Berdasarkan informasi, bencana banjir bandang dan longsor terjadi di Kecamatan Sungai Are Kabupaten OKU Selatan, Sumsel. Dimana bencana ini disebabkan karena hujan deras di daerah tersebut yang berlangsung selama beberapa hari ini.

Pelaksana tugas (Plt) Badan Penanggulangan Bencana Daerah (BPBD) Sumsel, Iriansyah membenarkan kejadian tersebut.

Saat ini pihaknya terus memonitor dan menunggu tindak lanjut dari kabupaten apa yang diperlukan untuk ditindaklanjuti dari provinsi.

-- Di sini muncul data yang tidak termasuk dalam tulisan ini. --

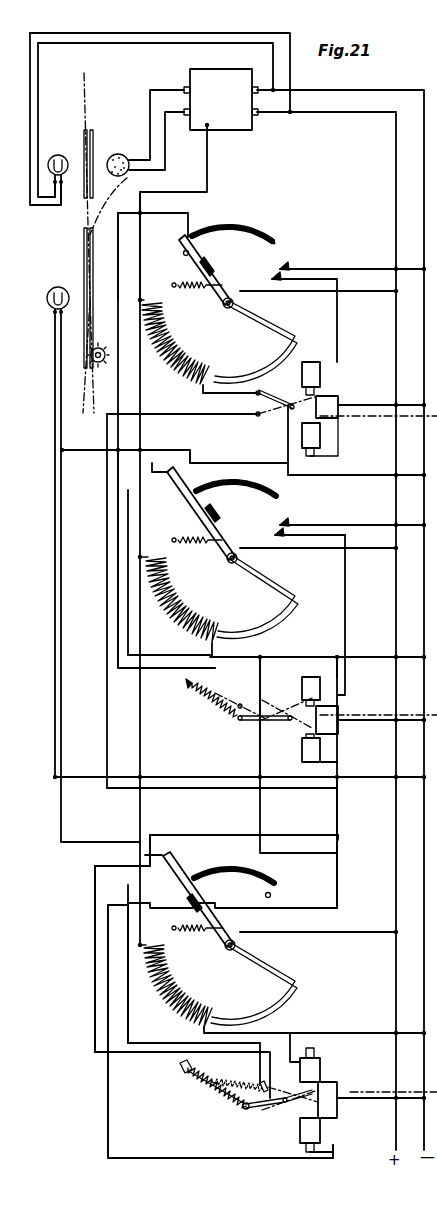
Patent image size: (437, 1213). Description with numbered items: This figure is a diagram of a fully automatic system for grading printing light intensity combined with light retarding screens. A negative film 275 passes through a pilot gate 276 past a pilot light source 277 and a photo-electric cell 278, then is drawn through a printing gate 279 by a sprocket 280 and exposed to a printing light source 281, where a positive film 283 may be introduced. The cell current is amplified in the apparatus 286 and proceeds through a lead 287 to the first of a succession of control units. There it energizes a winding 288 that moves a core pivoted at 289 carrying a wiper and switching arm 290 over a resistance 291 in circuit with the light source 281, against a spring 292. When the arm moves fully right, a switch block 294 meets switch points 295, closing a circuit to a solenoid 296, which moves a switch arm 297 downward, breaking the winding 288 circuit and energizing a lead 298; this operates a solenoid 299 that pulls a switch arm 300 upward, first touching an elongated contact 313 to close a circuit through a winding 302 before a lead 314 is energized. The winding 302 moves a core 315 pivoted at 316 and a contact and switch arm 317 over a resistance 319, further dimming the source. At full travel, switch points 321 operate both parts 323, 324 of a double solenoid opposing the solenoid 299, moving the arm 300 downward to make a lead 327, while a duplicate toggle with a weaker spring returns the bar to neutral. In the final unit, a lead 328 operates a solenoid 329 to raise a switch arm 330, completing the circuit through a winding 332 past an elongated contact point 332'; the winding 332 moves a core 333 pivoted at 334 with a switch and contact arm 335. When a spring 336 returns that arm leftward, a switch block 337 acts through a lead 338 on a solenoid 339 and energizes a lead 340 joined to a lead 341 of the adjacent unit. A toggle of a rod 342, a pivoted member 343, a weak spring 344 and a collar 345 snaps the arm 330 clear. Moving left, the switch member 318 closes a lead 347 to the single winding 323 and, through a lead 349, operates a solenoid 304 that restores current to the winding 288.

The negative film 275 is at (87, 105).
The pilot gate 276 is at (94, 150).
The pilot light source 277 is at (58, 155).
The photo-electric cell 278 is at (110, 158).
The printing gate 279 is at (95, 238).
The sprocket 280 is at (106, 358).
The printing light source 281 is at (56, 287).
The positive film 283 is at (110, 205).
The amplifying apparatus 286 is at (217, 67).
The lead 287 is at (208, 167).
The winding 288 is at (183, 346).
The pivot 289 is at (216, 276).
The wiper and switching arm 290 is at (224, 230).
The resistance 291 is at (274, 237).
The spring 292 is at (180, 282).
The switch block 294 is at (195, 238).
The switch points 295 is at (289, 256).
The solenoid 296 is at (321, 372).
The switch arm 297 is at (281, 338).
The lead 298 is at (210, 416).
The solenoid 299 is at (321, 750).
The switch arm 300 is at (252, 722).
The winding 302 is at (176, 592).
The solenoid 304 is at (321, 435).
The elongated contact 313 is at (258, 698).
The lead 314 is at (192, 655).
The core 315 is at (275, 622).
The pivot 316 is at (238, 560).
The contact and switch arm 317 is at (212, 530).
The switch member 318 is at (166, 473).
The resistance 319 is at (277, 495).
The switch points 321 is at (215, 512).
The solenoid winding 323 is at (292, 722).
The solenoid winding 324 is at (321, 685).
The lead 327 is at (215, 706).
The lead 328 is at (255, 838).
The solenoid 329 is at (321, 1131).
The switch arm 330 is at (290, 1105).
The winding 332 is at (176, 986).
The elongated contact point 332' is at (240, 1073).
The core 333 is at (290, 998).
The pivot 334 is at (237, 947).
The switch and contact arm 335 is at (202, 889).
The spring 336 is at (208, 932).
The switch block 337 is at (163, 858).
The lead 338 is at (95, 976).
The solenoid 339 is at (321, 1068).
The lead 340 is at (340, 835).
The lead 341 is at (340, 800).
The rod 342 is at (262, 1107).
The pivoted member 343 is at (188, 1078).
The spring 344 is at (218, 1095).
The collar 345 is at (243, 1109).
The lead 347 is at (118, 565).
The lead 349 is at (225, 463).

“Kami menunggu dari BPBD OKU Selatan apa saja yang dibutuhkan sehingga kami segera menindaklanjutinya dari BPBD Sumsel,” katanya saat dihubungi Jumat, (10/11/2017).

Menurutnya memang memasuki musim penghujan ini ada beberapa daerah yang rawan longsor dan banjir bandang yakni Empat Lawang, Pagaralam, Lahat, sebagian Muara Enim.

“Daerah ini merupakan daerah barat Sumsel dimana datarannya tinggi dan ada dilewati Sungai,” singkatnya.

Sementara itu, Pelaksana tugas (Plt) Kepala Pelaksana BPBD OKU Selatan, Doni Agusta mengatakan banjir bandang dan longsor terjadi beberapa desa di Kecamatan Sungai Are. Untuk bencana banjir bandang terjadi di desa Pulau Kemuning Kecamatan Sungai Are dimana berdampak memutuskan Jembatan Gantung Aek Sungai Are sebagai penghubung desa ke persawahan dan perkebunan penduduk.

Kemudian memutuskan juga Jembatan Aek Asahan panjang 10 meter penghubung Desa Sungai Are ke Desa Ujan Mas.

Sedangkan, untuk bencana longsor terjadi di Desa Cukuhnau Kecamatan yang menyebabkan satu unit rumah tertimbun tanah longsor

“Bencana longsor ini mengakibatkan tiga orang tertimbun. Namun, dua orang dalam keadaan selamat meskipun luka, kemudian satu orang meninggal dunia,” katanya saat dihubungi

Untuk data korban yang meninggal dunia yakni bernama Khatam 62 tahun, sedangkan dua orang yang selamat bernama Satam 55 tahun dan Sukardi 45 tahun.

Pihaknya saat ini telah memberikan bantuan baik dari provinsi, dan juga kabupaten seperti pangan yang diserahkan langsung Bupati.

Saat ini juga ada penambahan titik longsor. Namun, ia belum dapat memastikan berapa korban dan apa saja yang rusak. Lantaran, titik longsor ini sangat dalam dan tidak dapat dijangkau dengan kendaraan roda empat.